In accordance with another embodiment of the present invention, a method is provided for forming a trench isolated FET transistor. A semiconductor substrate has a FET active region isolated by trench oxide boundaries, and covered with an oxide and a nitrite pad. A layer of metallurgy of predetermined work function is deposited over the substrate including the nitride pad and the shallow trench oxide boundaries. The deposited metallurgy is then planarized by a Chem- Mechanical polish until the nitride pad is exposed. Thereafter, the nitride pad is removed leaving a hole in the deposited metallurgy exposing the oxide at the active region of the FET. The exposed oxide is then removed exposing the active region of the FET. An oxide film is then re-grown over the exposed active region of the FET. Thereafter polysilicon is deposited over the metallurgy and the oxide film as exposed through the hole of the metallurgy.

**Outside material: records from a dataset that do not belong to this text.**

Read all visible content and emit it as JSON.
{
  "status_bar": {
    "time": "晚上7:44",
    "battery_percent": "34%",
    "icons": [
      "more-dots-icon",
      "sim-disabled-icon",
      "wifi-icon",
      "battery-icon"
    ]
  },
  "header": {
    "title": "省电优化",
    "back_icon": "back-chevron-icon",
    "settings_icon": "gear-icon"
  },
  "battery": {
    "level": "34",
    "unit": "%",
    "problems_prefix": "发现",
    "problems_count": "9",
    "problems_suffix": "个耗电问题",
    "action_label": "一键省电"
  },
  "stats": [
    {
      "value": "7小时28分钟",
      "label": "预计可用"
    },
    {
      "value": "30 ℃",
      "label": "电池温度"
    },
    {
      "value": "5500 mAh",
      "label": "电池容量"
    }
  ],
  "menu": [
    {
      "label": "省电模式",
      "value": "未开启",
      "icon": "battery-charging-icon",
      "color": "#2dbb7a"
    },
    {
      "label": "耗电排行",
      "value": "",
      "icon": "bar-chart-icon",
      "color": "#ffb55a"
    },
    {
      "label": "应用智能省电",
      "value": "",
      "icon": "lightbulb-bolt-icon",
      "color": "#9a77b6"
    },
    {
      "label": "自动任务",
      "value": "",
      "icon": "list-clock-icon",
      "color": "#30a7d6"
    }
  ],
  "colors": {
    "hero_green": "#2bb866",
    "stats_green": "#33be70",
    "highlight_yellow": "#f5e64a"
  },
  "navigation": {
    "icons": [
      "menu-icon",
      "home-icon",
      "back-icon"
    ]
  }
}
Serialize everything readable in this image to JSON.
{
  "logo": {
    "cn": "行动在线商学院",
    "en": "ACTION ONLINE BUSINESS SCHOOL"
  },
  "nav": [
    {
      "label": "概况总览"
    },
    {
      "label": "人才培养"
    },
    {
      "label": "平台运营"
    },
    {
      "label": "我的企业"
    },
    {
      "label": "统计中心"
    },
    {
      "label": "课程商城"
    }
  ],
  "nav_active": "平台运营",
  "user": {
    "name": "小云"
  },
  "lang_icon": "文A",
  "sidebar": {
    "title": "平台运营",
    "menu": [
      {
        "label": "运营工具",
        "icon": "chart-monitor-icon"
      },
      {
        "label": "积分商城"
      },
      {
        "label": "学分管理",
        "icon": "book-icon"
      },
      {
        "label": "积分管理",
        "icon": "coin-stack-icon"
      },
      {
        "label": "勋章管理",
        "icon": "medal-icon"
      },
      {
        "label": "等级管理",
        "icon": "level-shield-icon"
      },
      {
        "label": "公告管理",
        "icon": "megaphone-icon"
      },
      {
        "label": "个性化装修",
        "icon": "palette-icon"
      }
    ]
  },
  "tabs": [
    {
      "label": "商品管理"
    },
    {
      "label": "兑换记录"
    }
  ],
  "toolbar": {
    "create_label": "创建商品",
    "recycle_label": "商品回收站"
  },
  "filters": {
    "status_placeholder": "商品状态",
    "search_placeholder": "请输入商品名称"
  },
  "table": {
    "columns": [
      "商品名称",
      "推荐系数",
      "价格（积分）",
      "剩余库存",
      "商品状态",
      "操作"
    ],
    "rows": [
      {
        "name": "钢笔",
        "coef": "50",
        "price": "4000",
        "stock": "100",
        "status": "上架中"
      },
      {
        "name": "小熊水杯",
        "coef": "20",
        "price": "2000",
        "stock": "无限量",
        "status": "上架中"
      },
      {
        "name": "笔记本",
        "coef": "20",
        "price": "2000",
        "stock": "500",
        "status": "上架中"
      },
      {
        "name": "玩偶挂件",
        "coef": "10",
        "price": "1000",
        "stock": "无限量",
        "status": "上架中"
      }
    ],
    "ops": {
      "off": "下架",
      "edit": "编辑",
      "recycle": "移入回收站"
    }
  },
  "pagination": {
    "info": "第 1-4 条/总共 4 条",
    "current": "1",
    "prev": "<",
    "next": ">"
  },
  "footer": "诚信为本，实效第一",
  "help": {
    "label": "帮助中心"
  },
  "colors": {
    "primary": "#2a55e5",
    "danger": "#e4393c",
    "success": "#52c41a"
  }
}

The polysilicon is then patterned in accordance with a desired gate wiring pattern for providing a gate wiring layer including a gate portion of the active region of the FET. The metallurgy is then etched using the patterned polysilicon as an etching mask, thus leaving metallurgy intermediate the gate wiring layer for regions over the oxide of the trenches.
In accordance with one aspect of this embodiment, another step of heating is provided so that the metallurgy interacts with the polysilicon gate wiring layer to form a silicide.
In accordance with another aspect of the present invention, spacers are formed at the sides of the nitride pad before depositing the layer of metallurgy so as to prevent the metallurgy from contacting the active region of the FET.